With regard to the third area of focus, there has been some commentary about possible negative effects of Brexit on the cost of gas. Our analysis to date does not support this view. We have also specifically considered the possible imposition of a trade tariff to gas. Currently, all members of the EU Single Market benefit from having zero tariffs on imports, which is essentially a free trade agreement. As the UK Government has already signalled its intention to depart from the Single Market and the prospect of having a free trade agreement in place with the EU does not currently appear likely to be completed prior to Brexit, it appears likely that the UK will default to World Trade Organization, WTO, rules for tariffs.

Analysis carried out by external economic advisers on behalf of Gas Networks Ireland has identified that the maximum tariff that can be applied to imports of all gases is 0.7%. In practice, the European Union currently applies a zero tariff on all gas imports but it could apply a tariff ranging from 0% to 0.7%. The imposition of any such tariff, while not posing a direct financial risk to Gas Networks Ireland, would naturally increase the cost of gas for the end user and, depending on tariffs applied to other fuels, could reduce the competitiveness of gas. If such a tariff were applied against the UK, the most favoured nation provisions of the WTO provide that it would also need to be applied identically to all imports of natural gas from any WTO member. Tariffs cannot be applied on a discriminatory basis to just one country.
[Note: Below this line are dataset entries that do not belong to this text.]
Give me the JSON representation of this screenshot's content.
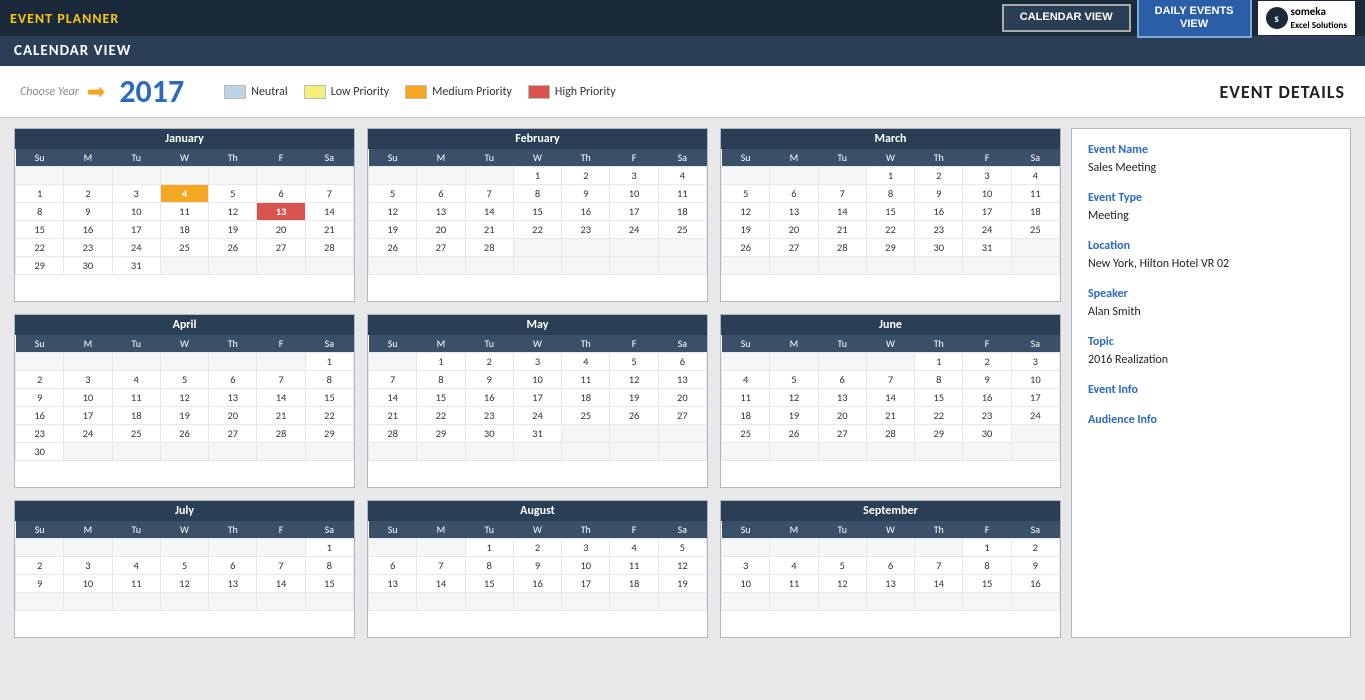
{
  "header": {
    "app_title": "EVENT PLANNER",
    "view_label": "CALENDAR VIEW",
    "btn_calendar": "CALENDAR VIEW",
    "btn_daily": "DAILY EVENTS\nVIEW",
    "logo_text": "someka",
    "logo_sub": "Excel Solutions"
  },
  "toolbar": {
    "choose_year_label": "Choose Year",
    "year": "2017",
    "legend": [
      {
        "key": "neutral",
        "label": "Neutral",
        "color": "#bcd4e6"
      },
      {
        "key": "low_priority",
        "label": "Low Priority",
        "color": "#f5f07a"
      },
      {
        "key": "medium_priority",
        "label": "Medium Priority",
        "color": "#f5a623"
      },
      {
        "key": "high_priority",
        "label": "High Priority",
        "color": "#d9534f"
      }
    ],
    "event_details_title": "EVENT DETAILS"
  },
  "months": [
    {
      "name": "January",
      "days": [
        [
          "",
          "",
          "",
          "",
          "",
          "",
          ""
        ],
        [
          "1",
          "2",
          "3",
          "4",
          "5",
          "6",
          "7"
        ],
        [
          "8",
          "9",
          "10",
          "11",
          "12",
          "13",
          "14"
        ],
        [
          "15",
          "16",
          "17",
          "18",
          "19",
          "20",
          "21"
        ],
        [
          "22",
          "23",
          "24",
          "25",
          "26",
          "27",
          "28"
        ],
        [
          "29",
          "30",
          "31",
          "",
          "",
          "",
          ""
        ]
      ],
      "highlights": {
        "4": "orange",
        "13": "red"
      }
    },
    {
      "name": "February",
      "days": [
        [
          "",
          "",
          "",
          "1",
          "2",
          "3",
          "4"
        ],
        [
          "5",
          "6",
          "7",
          "8",
          "9",
          "10",
          "11"
        ],
        [
          "12",
          "13",
          "14",
          "15",
          "16",
          "17",
          "18"
        ],
        [
          "19",
          "20",
          "21",
          "22",
          "23",
          "24",
          "25"
        ],
        [
          "26",
          "27",
          "28",
          "",
          "",
          "",
          ""
        ],
        [
          "",
          "",
          "",
          "",
          "",
          "",
          ""
        ]
      ],
      "highlights": {}
    },
    {
      "name": "March",
      "days": [
        [
          "",
          "",
          "",
          "1",
          "2",
          "3",
          "4"
        ],
        [
          "5",
          "6",
          "7",
          "8",
          "9",
          "10",
          "11"
        ],
        [
          "12",
          "13",
          "14",
          "15",
          "16",
          "17",
          "18"
        ],
        [
          "19",
          "20",
          "21",
          "22",
          "23",
          "24",
          "25"
        ],
        [
          "26",
          "27",
          "28",
          "29",
          "30",
          "31",
          ""
        ],
        [
          "",
          "",
          "",
          "",
          "",
          "",
          ""
        ]
      ],
      "highlights": {}
    },
    {
      "name": "April",
      "days": [
        [
          "",
          "",
          "",
          "",
          "",
          "",
          "1"
        ],
        [
          "2",
          "3",
          "4",
          "5",
          "6",
          "7",
          "8"
        ],
        [
          "9",
          "10",
          "11",
          "12",
          "13",
          "14",
          "15"
        ],
        [
          "16",
          "17",
          "18",
          "19",
          "20",
          "21",
          "22"
        ],
        [
          "23",
          "24",
          "25",
          "26",
          "27",
          "28",
          "29"
        ],
        [
          "30",
          "",
          "",
          "",
          "",
          "",
          ""
        ]
      ],
      "highlights": {}
    },
    {
      "name": "May",
      "days": [
        [
          "",
          "1",
          "2",
          "3",
          "4",
          "5",
          "6"
        ],
        [
          "7",
          "8",
          "9",
          "10",
          "11",
          "12",
          "13"
        ],
        [
          "14",
          "15",
          "16",
          "17",
          "18",
          "19",
          "20"
        ],
        [
          "21",
          "22",
          "23",
          "24",
          "25",
          "26",
          "27"
        ],
        [
          "28",
          "29",
          "30",
          "31",
          "",
          "",
          ""
        ],
        [
          "",
          "",
          "",
          "",
          "",
          "",
          ""
        ]
      ],
      "highlights": {}
    },
    {
      "name": "June",
      "days": [
        [
          "",
          "",
          "",
          "",
          "1",
          "2",
          "3"
        ],
        [
          "4",
          "5",
          "6",
          "7",
          "8",
          "9",
          "10"
        ],
        [
          "11",
          "12",
          "13",
          "14",
          "15",
          "16",
          "17"
        ],
        [
          "18",
          "19",
          "20",
          "21",
          "22",
          "23",
          "24"
        ],
        [
          "25",
          "26",
          "27",
          "28",
          "29",
          "30",
          ""
        ],
        [
          "",
          "",
          "",
          "",
          "",
          "",
          ""
        ]
      ],
      "highlights": {}
    },
    {
      "name": "July",
      "days": [
        [
          "",
          "",
          "",
          "",
          "",
          "",
          "1"
        ],
        [
          "2",
          "3",
          "4",
          "5",
          "6",
          "7",
          "8"
        ],
        [
          "9",
          "10",
          "11",
          "12",
          "13",
          "14",
          "15"
        ],
        [
          "",
          "",
          "",
          "",
          "",
          "",
          ""
        ]
      ],
      "highlights": {}
    },
    {
      "name": "August",
      "days": [
        [
          "",
          "",
          "1",
          "2",
          "3",
          "4",
          "5"
        ],
        [
          "6",
          "7",
          "8",
          "9",
          "10",
          "11",
          "12"
        ],
        [
          "13",
          "14",
          "15",
          "16",
          "17",
          "18",
          "19"
        ],
        [
          "",
          "",
          "",
          "",
          "",
          "",
          ""
        ]
      ],
      "highlights": {}
    },
    {
      "name": "September",
      "days": [
        [
          "",
          "",
          "",
          "",
          "",
          "1",
          "2"
        ],
        [
          "3",
          "4",
          "5",
          "6",
          "7",
          "8",
          "9"
        ],
        [
          "10",
          "11",
          "12",
          "13",
          "14",
          "15",
          "16"
        ],
        [
          "",
          "",
          "",
          "",
          "",
          "",
          ""
        ]
      ],
      "highlights": {}
    }
  ],
  "event_details": {
    "name_label": "Event Name",
    "name_value": "Sales Meeting",
    "type_label": "Event Type",
    "type_value": "Meeting",
    "location_label": "Location",
    "location_value": "New York, Hilton Hotel VR 02",
    "speaker_label": "Speaker",
    "speaker_value": "Alan Smith",
    "topic_label": "Topic",
    "topic_value": "2016 Realization",
    "event_info_label": "Event Info",
    "event_info_value": "",
    "audience_info_label": "Audience Info",
    "audience_info_value": ""
  }
}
As both the UK and Europe are net importers of gas, it appears that neither party would benefit from the introduction of such a tariff. We believe, therefore, that Ireland should not be disadvantaged in terms of gas pricing from the perspective of WTO tariffs.

In summary, high level conclusions to date suggest that, as the UK is expected to transpose all existing EU regulations into national law, there will initially be no major changes to the structure of the gas market or to Ireland's daily interaction with the UK in the transportation of gas. In addition, we anticipate very little, if any, impact on the cost of gas for Irish customers. Naturally, there may be greater fluctuations in the exchange rate in the short term. However, analysis to date suggests that the overall cost of gas has not fundamentally changed directly as a result of the Brexit announcement. The two key concerns Gas Networks Ireland has in relation to Brexit are the future divergence between UK and EU gas regulations and how Ireland will continue to comply with the EU security of gas supply regulations.

Gas Networks Ireland continues to monitor and manage its position regarding what is potentially a very significant transformation for the energy sector in Ireland. Gas Networks Ireland is actively engaging with all relevant key stakeholders in Ireland, Europe and the UK. In particular, as a member of both Gas Infrastructure Europe, GIE, and Eurogas in Brussels, we seek to represent the views of the Irish gas market in Brussels. Gas Networks Ireland is co-chairing a GIE working group tasked with representing the views of European system operators and infrastructure owners to the European Commission and the task force on Article 50 negotiations with the United Kingdom.

I hope this briefing has provided some useful information to the committee. I thank the chairman and the committee for affording us the opportunity to outline Gas Networks Ireland's current position on Brexit. We will be pleased to answer questions from members.